Namun jerih payah tersebut terbayar saat panen. Setidaknya Sulaiman bisa mengantongi Rp150 juta per hektar setiap kali panen. Pendapatan itu bisa lebih besar lagi jika harga jeruk sedang mahal.

Manfaat kehadiran koperasi juga dirasakan H. Imron Rosyadi, (56), seorang petani apel di Desa Madiredo, Kecamatan Pujon, Kabupaten Malang. Sejak mengenal Koperasi Kanindo Syariah pada 2003, Imron terus mengandalkan pembiayaan dari koperasi untuk mengembangkan perkebunan apelnya yang luasnya 2 ha.

Dia mengakui kemudahan yang diberikan koperasi membuatnya tidak tertarik untuk meminjam ke bank atau sumber pembiayaan lainnya. Tahun lalu, Imron meminjam Rp50 juta dari.

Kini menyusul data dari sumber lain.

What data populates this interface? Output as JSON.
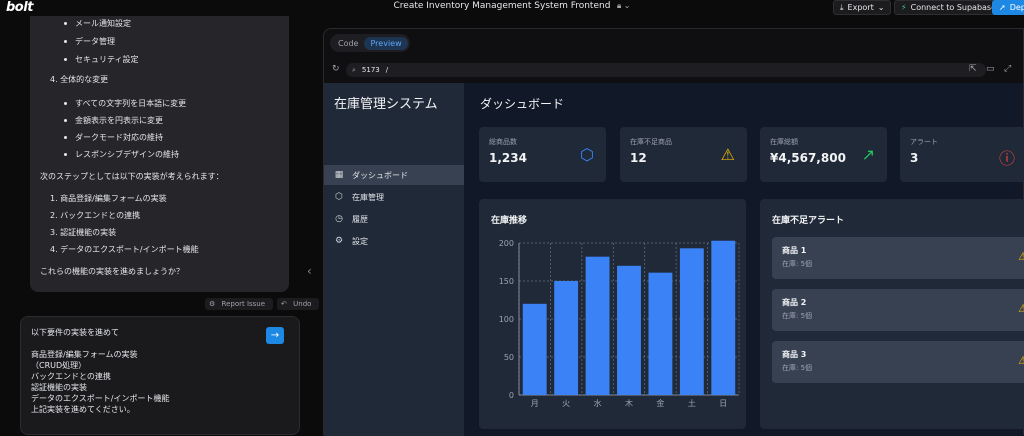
{
  "topbar": {
    "logo": "bolt",
    "project_title": "Create Inventory Management System Frontend",
    "export_label": "Export",
    "supabase_label": "Connect to Supabase",
    "deploy_label": "Dep"
  },
  "chat": {
    "lines": [
      {
        "text": "メール通知設定",
        "type": "bullet"
      },
      {
        "text": "データ管理",
        "type": "bullet"
      },
      {
        "text": "セキュリティ設定",
        "type": "bullet"
      },
      {
        "text": "4. 全体的な変更",
        "type": "num"
      },
      {
        "text": "すべての文字列を日本語に変更",
        "type": "bullet"
      },
      {
        "text": "金額表示を円表示に変更",
        "type": "bullet"
      },
      {
        "text": "ダークモード対応の維持",
        "type": "bullet"
      },
      {
        "text": "レスポンシブデザインの維持",
        "type": "bullet"
      },
      {
        "text": "次のステップとしては以下の実装が考えられます：",
        "type": "para"
      },
      {
        "text": "1. 商品登録/編集フォームの実装",
        "type": "num"
      },
      {
        "text": "2. バックエンドとの連携",
        "type": "num"
      },
      {
        "text": "3. 認証機能の実装",
        "type": "num"
      },
      {
        "text": "4. データのエクスポート/インポート機能",
        "type": "num"
      },
      {
        "text": "これらの機能の実装を進めましょうか？",
        "type": "para"
      }
    ],
    "report_label": "Report Issue",
    "undo_label": "Undo",
    "input_lines": [
      "以下要件の実装を進めて",
      "",
      "商品登録/編集フォームの実装",
      "（CRUD処理）",
      "バックエンドとの連携",
      "認証機能の実装",
      "データのエクスポート/インポート機能",
      "上記実装を進めてください。"
    ]
  },
  "preview": {
    "tab_code": "Code",
    "tab_preview": "Preview",
    "port": "5173",
    "path": "/"
  },
  "app": {
    "title": "在庫管理システム",
    "nav": [
      "ダッシュボード",
      "在庫管理",
      "履歴",
      "設定"
    ],
    "page_title": "ダッシュボード",
    "stats": [
      {
        "label": "総商品数",
        "value": "1,234",
        "icon": "cube-icon",
        "color": "#3b82f6"
      },
      {
        "label": "在庫不足商品",
        "value": "12",
        "icon": "warning-icon",
        "color": "#eab308"
      },
      {
        "label": "在庫総額",
        "value": "¥4,567,800",
        "icon": "trending-up-icon",
        "color": "#22c55e"
      },
      {
        "label": "アラート",
        "value": "3",
        "icon": "alert-circle-icon",
        "color": "#ef4444"
      }
    ],
    "chart_title": "在庫推移",
    "alerts_title": "在庫不足アラート",
    "alerts": [
      {
        "name": "商品 1",
        "stock": "在庫: 5個"
      },
      {
        "name": "商品 2",
        "stock": "在庫: 5個"
      },
      {
        "name": "商品 3",
        "stock": "在庫: 5個"
      }
    ]
  },
  "chart_data": {
    "type": "bar",
    "categories": [
      "月",
      "火",
      "水",
      "木",
      "金",
      "土",
      "日"
    ],
    "values": [
      120,
      150,
      182,
      170,
      161,
      193,
      203
    ],
    "ylim": [
      0,
      200
    ],
    "yticks": [
      0,
      50,
      100,
      150,
      200
    ],
    "color": "#3b82f6",
    "grid": true
  }
}
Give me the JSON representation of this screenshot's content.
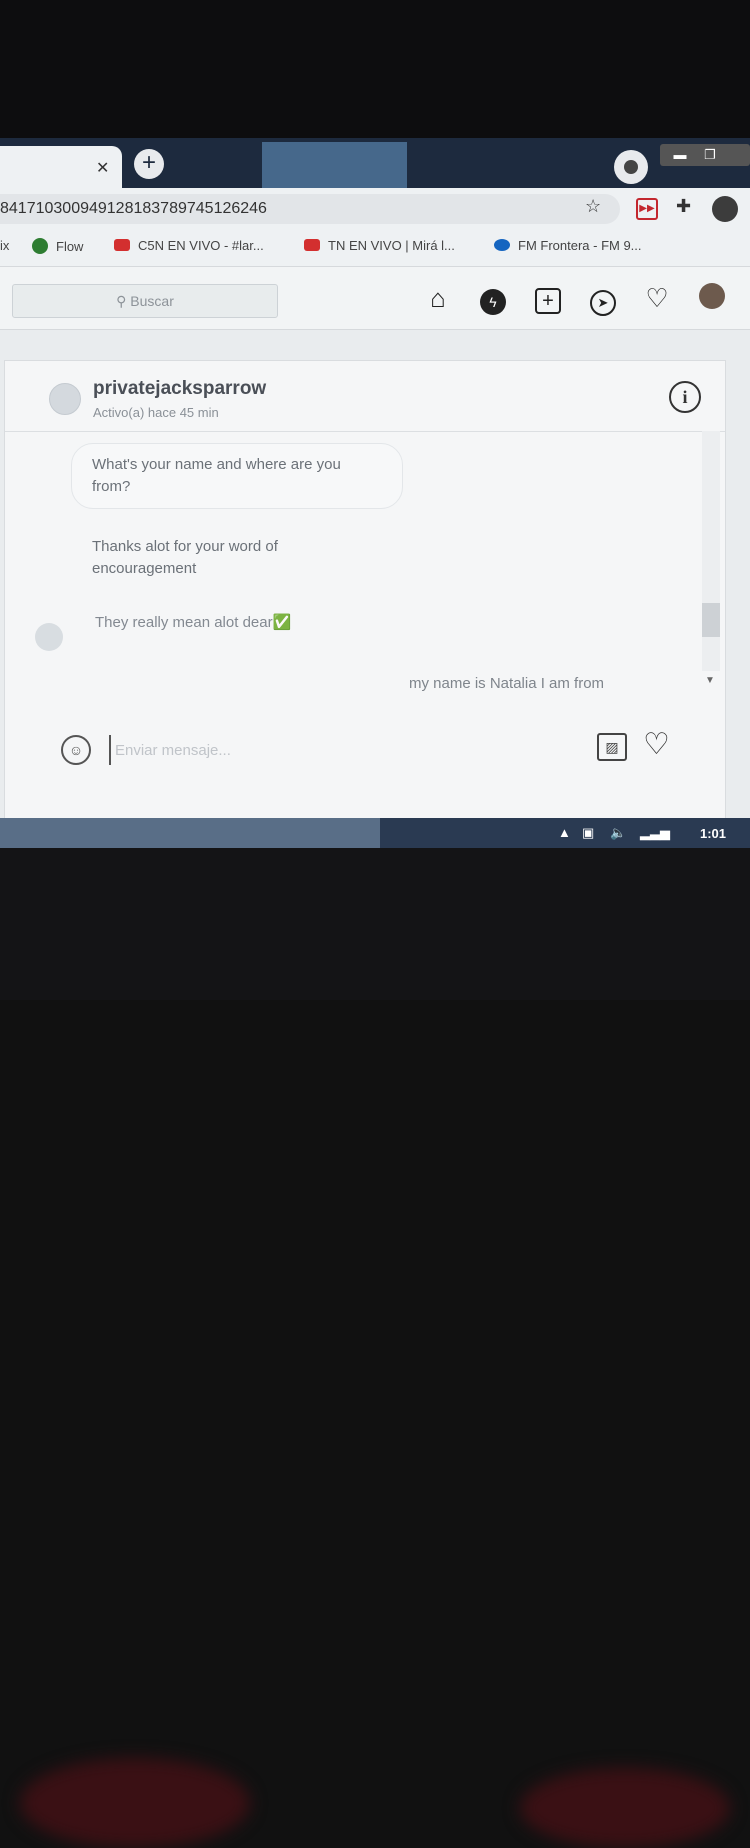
{
  "browser": {
    "tab_close": "✕",
    "new_tab": "+",
    "url": "84171030094912818378974512624​6",
    "bookmarks": [
      {
        "label": "ix",
        "color": ""
      },
      {
        "label": "Flow",
        "color": "#2e7d32"
      },
      {
        "label": "C5N EN VIVO - #lar...",
        "color": "#d32f2f"
      },
      {
        "label": "TN EN VIVO | Mirá l...",
        "color": "#d32f2f"
      },
      {
        "label": "FM Frontera - FM 9...",
        "color": "#1565c0"
      }
    ]
  },
  "instagram": {
    "search_placeholder": "Buscar",
    "chat": {
      "username": "privatejacksparrow",
      "status": "Activo(a) hace 45 min",
      "messages": [
        "What's your name and where are you from?",
        "Thanks alot for your word of encouragement",
        "They really mean alot dear✅"
      ],
      "outgoing": "my name is Natalia I am from",
      "input_placeholder": "Enviar mensaje..."
    }
  },
  "taskbar": {
    "clock": "1:01"
  },
  "colors": {
    "tab_strip": "#1d2a3e",
    "page_bg": "#f5f6f7",
    "text_primary": "#4a4f57"
  }
}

Sementara itu, Rumiah, 50, warga Desa Pujon Kidul, Kecamatan Pujon, berhasil mengembangkan usaha sapi perahnya dari satu ekor sapi menjadi 20 ekor setelah meminjam dari Kanindo Syariah. Rumiah mengatakan selain untuk biaya perawatan sapi, pinjaman juga digunakan untuk membeli sapi.

Untuk pembayaran, Rumiah mengandalkan pendapatan susu perah sapi miliknya. Dari 20 ekor sapi, dia bisa mendapatkan susu sebanyak 200 liter yang dijual ke koperasi susu dengan harga Rp6000 per liter.

Direktur Kanindo Syariah Umar Zaini mengatakan kemampuan bayar para petani dan peternak yang menjadi anggota koperasinya cukup bagus. "Kemampuan bayar petani lancar. Biasanya pembayaran setelah panen. Tunggakan sekitar 5%," tutur Umar.

Kanindo Syariah yang berdiri pada 1998 saat ini memiliki 15 ribu anggota. Aset yang mereka kelola mencapai Rp45 miliar.

Kanindo Syariah sendiri awalnya mendapatkan kucuran dana bergulir dari Lembaga Pengelola Dana Bergulir (LPDB) Kementerian Koperasi dan UKM. Namun seiring peningkatan aset mereka, koperasi ini tidak lagi mengajukan pinjaman ke LPDB. "Sudah tidak pinjam lagi karena dana mencukupi," jelas Umar.

Direktur Utama LPDB Braman Setyo mengatakan peranan koperasi yang ditunjukkan pada para petani jeruk dan apel di Kecamatan Dau menunjukkan peran penting koperasi dalam menyukseskan anggota-anggotanya.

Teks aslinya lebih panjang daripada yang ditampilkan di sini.